Vieles wissen wir aber auch noch gar nicht über die Meere. Ein US-Forscherteam erklärte beispielsweise Anfang Mai, dass nicht einmal 0,001 Prozent des gesamten Tiefseebodens erforscht seien. Die UNESCO macht sich dafür stark, den Meeresboden und seine Artenvielfalt besser zu kartieren.
„Bis heute wissen wir weniger über den Meeresboden als über die Mondoberfläche“, sagt Audrey Azoulay, Generaldirektorin der UNESCO. „Vom Ozean zu lernen, ist das größte wissenschaftliche Abenteuer unserer Zeit.
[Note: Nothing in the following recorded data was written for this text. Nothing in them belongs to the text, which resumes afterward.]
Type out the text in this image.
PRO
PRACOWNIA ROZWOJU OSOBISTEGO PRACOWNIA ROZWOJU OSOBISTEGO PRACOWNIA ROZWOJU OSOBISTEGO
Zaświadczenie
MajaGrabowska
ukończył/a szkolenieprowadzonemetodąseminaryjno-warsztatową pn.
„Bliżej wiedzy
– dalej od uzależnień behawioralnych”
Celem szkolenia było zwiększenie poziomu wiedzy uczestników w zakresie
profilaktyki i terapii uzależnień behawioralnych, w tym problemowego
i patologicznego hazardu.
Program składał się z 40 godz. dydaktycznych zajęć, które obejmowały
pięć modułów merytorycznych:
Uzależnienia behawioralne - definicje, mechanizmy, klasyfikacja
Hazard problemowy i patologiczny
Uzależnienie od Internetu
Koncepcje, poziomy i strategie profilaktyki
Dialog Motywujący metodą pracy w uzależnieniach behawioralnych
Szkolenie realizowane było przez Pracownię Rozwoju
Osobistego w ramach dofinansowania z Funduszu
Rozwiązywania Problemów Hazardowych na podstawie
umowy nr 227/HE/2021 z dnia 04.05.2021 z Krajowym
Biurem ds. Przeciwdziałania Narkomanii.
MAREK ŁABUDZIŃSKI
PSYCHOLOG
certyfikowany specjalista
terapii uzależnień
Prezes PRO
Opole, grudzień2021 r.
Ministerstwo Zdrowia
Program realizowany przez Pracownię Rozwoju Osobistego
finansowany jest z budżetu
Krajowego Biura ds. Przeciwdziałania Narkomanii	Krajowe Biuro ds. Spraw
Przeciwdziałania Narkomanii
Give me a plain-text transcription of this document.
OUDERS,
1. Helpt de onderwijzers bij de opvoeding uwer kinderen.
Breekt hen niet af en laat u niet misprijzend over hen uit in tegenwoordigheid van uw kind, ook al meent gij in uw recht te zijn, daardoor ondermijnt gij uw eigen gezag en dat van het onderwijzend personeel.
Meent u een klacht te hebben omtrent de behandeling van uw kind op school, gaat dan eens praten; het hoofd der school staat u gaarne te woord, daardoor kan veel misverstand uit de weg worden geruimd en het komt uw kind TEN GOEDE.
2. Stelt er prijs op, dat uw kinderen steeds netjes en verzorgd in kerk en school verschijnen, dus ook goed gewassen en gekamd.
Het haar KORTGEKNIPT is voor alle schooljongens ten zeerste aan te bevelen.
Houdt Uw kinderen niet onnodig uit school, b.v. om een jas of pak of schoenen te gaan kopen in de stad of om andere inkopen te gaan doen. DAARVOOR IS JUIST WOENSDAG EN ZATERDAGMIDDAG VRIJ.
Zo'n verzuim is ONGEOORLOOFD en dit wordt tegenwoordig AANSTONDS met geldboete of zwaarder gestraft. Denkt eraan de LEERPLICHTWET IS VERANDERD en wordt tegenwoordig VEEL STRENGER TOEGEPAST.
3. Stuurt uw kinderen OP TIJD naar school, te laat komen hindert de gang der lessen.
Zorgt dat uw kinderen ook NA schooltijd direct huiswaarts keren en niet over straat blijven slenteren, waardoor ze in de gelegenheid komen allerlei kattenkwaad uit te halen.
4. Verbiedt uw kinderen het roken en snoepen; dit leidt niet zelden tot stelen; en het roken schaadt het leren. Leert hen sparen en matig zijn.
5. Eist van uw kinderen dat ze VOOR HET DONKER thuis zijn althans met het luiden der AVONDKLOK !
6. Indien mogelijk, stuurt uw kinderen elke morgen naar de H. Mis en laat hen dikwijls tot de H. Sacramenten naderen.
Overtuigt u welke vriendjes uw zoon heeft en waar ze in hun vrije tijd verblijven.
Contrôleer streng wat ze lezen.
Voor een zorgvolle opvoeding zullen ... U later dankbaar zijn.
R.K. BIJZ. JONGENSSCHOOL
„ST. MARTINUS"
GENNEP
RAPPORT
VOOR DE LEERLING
Um erfolgreich zu sein, kann die internationale Gemeinschaft die Warnungen der Wissenschaftler nicht länger ignorieren und muss massiv in die ozeanografische Forschung investieren, die derzeit weniger als 2 Prozent der nationalen Forschungsbudgets ausmacht.“
Nach Ansicht von Stefan Hain kommen der Ozeankonferenz gleich mehrere Schlüsselrollen zu. „In den vergangenen Jahren haben sich internationale und in vielen Staaten politische Prioritäten stark verändert“, sagte der Leiter der Stabsstelle Umweltpolitik im Direktorium des Alfred-Wegener-Instituts. „Hier kann die UN-Ozeankonferenz den Meeren und ihrer Bedeutung für das Erdsystem, dem Weltklima und der Menschheit wichtige öffentliche Aufmerksamkeit verschaffen, um das über Jahre und Jahrzehnte aufgebaute Momentum zum Schutz der Meere aufrechtzuerhalten.“
Zudem gehe es darum, sich ein Bild von der aktuellen Lage zu machen. „Die UN-Ozeankonferenz kann auch dazu dienen, sowohl die Synergien als auch die Lücken in der Vielzahl der bereits bestehenden Aktivitäten zum Schutz der Meere aufzuzeigen und Wege zu finden, wie diese durch neue Projekte und Initiativen geschlossen werden könnten“, so Hain weiter.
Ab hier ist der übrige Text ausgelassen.